Afinal, espero que as leituras mais sinuosas do discurso de Cavaco Silva estejam certas, que ele nunca tenha realmente dito que não empossaria um governo apoiado por PCP e BE.
Afinal, espero que Passos não fique em gestão, e que António Costa e o seu governo sejam empossados rapidamente.
Quero ver os Seguristas, os Assisistas, os Gamistas, os Belezistas rendidos, submetidos e envergonhados com a aventura (os socratistas como Costa não se envergonham com nada).
Quero ver os cérebros com bolhinhas dos urbanos avançados a tornarem-se receosos e perplexos sobre como é que uma ideia tão gira, tão moderna, tão progressiva (e tão inofensiva, porque as bloquistas são tão engraçadas, tão prá frente, e têm uns olhos tão verdes) lhes está a desanimar as noites, o ambiente e a carteira.
Quero ver a legião de pendurados no Estado, que optaram por quem defende que os seus privilégios não terão avaliação nem limite e que o dinheiro cresce nas árvores -- quero vê-los postos perante a constatação e a consequência de que não há dinheiro nem árvores das patacas, e que a inconsciência pode produzir miséria até para os pendurados no Estado.
Quero ver os zangados com a coligação, os que até votariam na coligação, mas, ai, foram tão insensíveis, tão pragmáticos, tão tecnocratas, a contorcerem-se e a zangarem-se sob os efeitos das políticas que recusam o pragmatismo e a realidade.
Quero ver os pesporrentes que apodam de bafientos todos os que têm memória dos horrores e da ruína dos regimes comunistas (com apoio de casos bem presentes), quero ver os que se imaginam a saltar Muros da Vergonha para o lado do totalitarismo a estatelarem-se na tirania e na miséria.
Quero ver os intelectuais e os comentadores chiques, que acham a jogatana política uma coisa emocionante e nobre, e que escarnecem e riem sempre que se fala de economia, a sofrerem com o primado da economia, demonstrado pelos disparates de quem como eles a despreza.

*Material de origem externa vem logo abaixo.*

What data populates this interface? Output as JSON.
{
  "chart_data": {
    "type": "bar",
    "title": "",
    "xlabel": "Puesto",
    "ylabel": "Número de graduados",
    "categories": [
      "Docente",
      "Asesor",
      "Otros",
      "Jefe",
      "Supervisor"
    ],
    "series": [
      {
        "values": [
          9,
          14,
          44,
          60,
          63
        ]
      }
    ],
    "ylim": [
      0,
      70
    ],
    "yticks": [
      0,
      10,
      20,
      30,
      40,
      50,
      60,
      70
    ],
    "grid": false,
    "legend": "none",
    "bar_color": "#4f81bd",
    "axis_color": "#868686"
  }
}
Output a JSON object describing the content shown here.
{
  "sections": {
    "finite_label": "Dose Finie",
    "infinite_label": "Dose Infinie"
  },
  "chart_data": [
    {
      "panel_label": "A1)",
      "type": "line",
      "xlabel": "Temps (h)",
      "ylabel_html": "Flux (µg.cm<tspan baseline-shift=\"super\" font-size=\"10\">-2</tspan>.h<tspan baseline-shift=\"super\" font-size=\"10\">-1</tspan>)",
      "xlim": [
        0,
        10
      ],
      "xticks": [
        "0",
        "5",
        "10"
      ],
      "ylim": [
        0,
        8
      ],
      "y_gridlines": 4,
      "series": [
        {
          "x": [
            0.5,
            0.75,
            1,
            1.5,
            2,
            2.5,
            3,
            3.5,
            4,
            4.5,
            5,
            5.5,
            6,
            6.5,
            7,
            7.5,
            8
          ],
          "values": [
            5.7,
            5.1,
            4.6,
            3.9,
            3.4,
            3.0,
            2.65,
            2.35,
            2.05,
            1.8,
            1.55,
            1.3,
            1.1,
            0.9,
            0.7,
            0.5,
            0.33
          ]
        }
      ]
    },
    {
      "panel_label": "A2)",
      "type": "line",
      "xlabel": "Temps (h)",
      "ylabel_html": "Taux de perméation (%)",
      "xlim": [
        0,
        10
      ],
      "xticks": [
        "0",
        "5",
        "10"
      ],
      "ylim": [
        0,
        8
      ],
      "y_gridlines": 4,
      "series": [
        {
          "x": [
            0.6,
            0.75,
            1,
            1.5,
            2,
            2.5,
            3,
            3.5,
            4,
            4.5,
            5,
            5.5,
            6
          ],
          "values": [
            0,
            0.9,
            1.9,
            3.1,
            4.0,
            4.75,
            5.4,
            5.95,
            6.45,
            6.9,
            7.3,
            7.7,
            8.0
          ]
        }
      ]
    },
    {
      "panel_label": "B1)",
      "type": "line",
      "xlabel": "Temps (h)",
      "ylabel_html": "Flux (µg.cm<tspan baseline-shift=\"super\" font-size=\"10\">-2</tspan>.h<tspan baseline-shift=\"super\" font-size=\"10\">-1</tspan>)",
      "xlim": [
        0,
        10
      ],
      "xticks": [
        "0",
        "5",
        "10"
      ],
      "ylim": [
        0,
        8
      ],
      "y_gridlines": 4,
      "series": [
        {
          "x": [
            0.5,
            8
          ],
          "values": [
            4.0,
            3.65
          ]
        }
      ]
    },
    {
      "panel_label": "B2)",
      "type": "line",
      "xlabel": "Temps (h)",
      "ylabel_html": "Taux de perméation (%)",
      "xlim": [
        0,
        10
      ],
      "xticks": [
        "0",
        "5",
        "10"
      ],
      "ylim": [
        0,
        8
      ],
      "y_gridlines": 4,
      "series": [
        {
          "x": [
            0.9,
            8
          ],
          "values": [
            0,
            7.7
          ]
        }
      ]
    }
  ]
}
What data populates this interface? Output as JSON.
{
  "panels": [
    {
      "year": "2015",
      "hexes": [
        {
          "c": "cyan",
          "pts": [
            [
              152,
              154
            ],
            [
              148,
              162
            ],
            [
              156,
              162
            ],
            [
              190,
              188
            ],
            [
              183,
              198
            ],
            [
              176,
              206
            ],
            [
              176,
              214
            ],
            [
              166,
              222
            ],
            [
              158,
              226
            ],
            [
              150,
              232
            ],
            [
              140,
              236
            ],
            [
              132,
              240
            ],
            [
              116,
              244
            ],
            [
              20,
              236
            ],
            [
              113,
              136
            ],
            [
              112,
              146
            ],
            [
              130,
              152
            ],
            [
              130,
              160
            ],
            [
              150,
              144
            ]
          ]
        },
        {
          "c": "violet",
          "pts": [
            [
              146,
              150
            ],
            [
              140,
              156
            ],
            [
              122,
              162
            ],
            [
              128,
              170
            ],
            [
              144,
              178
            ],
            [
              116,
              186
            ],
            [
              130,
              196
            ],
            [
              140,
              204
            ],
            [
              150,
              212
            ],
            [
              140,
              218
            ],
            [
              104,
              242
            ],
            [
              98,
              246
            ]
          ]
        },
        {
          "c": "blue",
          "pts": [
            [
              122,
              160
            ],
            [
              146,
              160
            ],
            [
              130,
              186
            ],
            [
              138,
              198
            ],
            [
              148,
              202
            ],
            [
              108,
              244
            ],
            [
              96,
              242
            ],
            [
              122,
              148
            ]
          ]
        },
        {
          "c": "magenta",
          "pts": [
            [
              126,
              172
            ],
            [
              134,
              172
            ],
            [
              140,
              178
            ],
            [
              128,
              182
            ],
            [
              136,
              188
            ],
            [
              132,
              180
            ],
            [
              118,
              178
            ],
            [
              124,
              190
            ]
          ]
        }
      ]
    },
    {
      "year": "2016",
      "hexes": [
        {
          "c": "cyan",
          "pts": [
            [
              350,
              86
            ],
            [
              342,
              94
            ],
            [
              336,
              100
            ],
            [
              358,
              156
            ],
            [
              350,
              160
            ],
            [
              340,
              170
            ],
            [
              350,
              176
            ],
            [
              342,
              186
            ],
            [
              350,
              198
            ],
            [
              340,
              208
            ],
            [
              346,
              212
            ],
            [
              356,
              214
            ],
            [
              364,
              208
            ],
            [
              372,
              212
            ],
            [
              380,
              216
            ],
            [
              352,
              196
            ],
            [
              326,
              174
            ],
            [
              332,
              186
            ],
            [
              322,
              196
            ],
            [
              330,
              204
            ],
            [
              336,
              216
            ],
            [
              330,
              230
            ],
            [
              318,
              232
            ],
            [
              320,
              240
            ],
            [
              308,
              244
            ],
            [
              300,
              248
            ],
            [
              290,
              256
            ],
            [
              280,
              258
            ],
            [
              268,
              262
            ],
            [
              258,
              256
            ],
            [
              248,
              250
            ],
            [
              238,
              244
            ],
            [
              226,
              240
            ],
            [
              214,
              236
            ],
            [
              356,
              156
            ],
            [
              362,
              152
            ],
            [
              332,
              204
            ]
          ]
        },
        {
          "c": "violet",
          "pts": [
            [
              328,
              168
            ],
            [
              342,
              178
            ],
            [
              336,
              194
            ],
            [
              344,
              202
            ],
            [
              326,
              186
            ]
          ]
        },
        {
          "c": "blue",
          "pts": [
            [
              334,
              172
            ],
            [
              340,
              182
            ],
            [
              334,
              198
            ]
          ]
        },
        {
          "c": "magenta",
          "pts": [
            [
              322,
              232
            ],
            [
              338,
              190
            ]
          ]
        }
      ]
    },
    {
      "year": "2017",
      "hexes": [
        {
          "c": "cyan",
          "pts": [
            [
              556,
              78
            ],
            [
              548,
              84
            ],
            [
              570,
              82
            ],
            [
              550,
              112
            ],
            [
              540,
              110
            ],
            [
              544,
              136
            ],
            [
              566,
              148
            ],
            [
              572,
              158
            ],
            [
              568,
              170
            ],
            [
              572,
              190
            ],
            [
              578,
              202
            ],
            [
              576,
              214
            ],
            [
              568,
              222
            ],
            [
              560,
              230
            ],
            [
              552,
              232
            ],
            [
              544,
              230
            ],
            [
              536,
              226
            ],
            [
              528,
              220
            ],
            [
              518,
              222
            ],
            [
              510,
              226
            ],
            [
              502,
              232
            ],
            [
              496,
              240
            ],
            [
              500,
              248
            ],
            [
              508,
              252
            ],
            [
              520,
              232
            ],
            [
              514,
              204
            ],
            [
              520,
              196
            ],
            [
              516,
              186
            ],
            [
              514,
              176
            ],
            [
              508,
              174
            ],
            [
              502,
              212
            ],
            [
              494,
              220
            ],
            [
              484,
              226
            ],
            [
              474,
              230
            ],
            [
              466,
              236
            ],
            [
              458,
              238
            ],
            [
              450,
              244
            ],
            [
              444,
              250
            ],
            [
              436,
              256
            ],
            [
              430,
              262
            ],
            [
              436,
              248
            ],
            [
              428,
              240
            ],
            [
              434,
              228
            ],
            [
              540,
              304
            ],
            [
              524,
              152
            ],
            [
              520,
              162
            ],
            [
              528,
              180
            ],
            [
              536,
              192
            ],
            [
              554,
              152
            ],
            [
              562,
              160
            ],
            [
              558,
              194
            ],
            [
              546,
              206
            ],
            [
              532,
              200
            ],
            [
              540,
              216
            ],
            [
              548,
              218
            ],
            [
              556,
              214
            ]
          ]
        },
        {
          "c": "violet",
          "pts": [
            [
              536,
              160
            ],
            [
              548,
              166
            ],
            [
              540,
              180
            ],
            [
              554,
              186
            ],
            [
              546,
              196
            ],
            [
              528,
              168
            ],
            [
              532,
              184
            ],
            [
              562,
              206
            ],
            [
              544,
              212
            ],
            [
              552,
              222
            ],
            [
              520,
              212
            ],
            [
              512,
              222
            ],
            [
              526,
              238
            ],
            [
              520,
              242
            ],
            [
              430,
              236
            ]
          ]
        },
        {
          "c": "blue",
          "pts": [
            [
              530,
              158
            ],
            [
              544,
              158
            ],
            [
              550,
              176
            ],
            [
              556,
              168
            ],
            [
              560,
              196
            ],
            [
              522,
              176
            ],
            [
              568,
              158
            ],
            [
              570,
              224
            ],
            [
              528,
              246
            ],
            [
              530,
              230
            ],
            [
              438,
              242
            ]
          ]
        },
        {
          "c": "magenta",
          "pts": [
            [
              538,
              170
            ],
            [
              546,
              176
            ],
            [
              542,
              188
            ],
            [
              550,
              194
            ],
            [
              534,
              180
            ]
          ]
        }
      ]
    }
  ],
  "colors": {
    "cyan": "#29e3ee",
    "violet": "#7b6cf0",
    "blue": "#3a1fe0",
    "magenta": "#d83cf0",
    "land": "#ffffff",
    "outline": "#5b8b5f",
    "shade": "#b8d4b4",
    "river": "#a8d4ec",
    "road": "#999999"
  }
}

Quero ver as elites, os que conviveram tão bem com gente tão interessante, os que defenderam um Costa tão polido e fluente ou um Centeno tão bem formado e valoroso ou até um Sousa tão telúrico e simpático -- quero vê-los a arrepender-se amargamente do convite, da admiração e daquele lugar à mesa.
Quero ver os liberais imaculados, que recusam o mal menor e se abstêm em toda a pureza, a gozarem na sua plenitude uma governação que considera a liberdade económica um demónio, os mercados um casino, e o mérito um opróbio.
Quero ver os patrões que têm sempre a acrescentar ou contrapor uma correcção, um inuendo, um «mas», uma reserva, uma equidistância, um cuidado -- quero vê-los a fazerem planos de negócio impossíveis num ambiente inimigo da iniciativa privada, quer vê-los a sonhar e a necessitar daquele investimento estrangeiro que afinal não veio nem vem proximamente.
Quero ver os imbecis que julgam que a austeridade é um credo e não uma consequência, quero ver os demagogos que se propõem «virar a páginada austeridade» e fazer chover «crechimento» por magia -- quero vê-los gregos e vergados à inevitabilidade de uma austeridade mais dura.
Quero ver os semiletrados e iletrados que nunca vislumbram as consequências dos actos, que acham que o dinheiro aparece sempre, que acreditam que amanhã resolve-se, que defendem que depois vê-se -- quero vê-los a constatarem pessoal e patrimonialmente que a riqueza é escassa, que ignorar os problemas só os agrava, e que se persistirem as coisas podem sempre ficar piores ainda.
Quero ver os abstencionistas, os que ficaram em casa ou tinham mais que fazer, os que acham que «eles» são todos iguais -- quero vê-los a experimentarem um novo resgate, uma austeridade ainda mais apertada (outra vez, mais uma vez, de novo) e talvez a aprenderem dolorosamente alguma coisinha.
Tudo isso me entristecerá (e empobrecerá, obviamente), mas nada disso me dará azia. Acredito que até os povos menos sábios conseguem aprender alguma coisa através da repetição. Afinal sou um grande fã da pedagogia.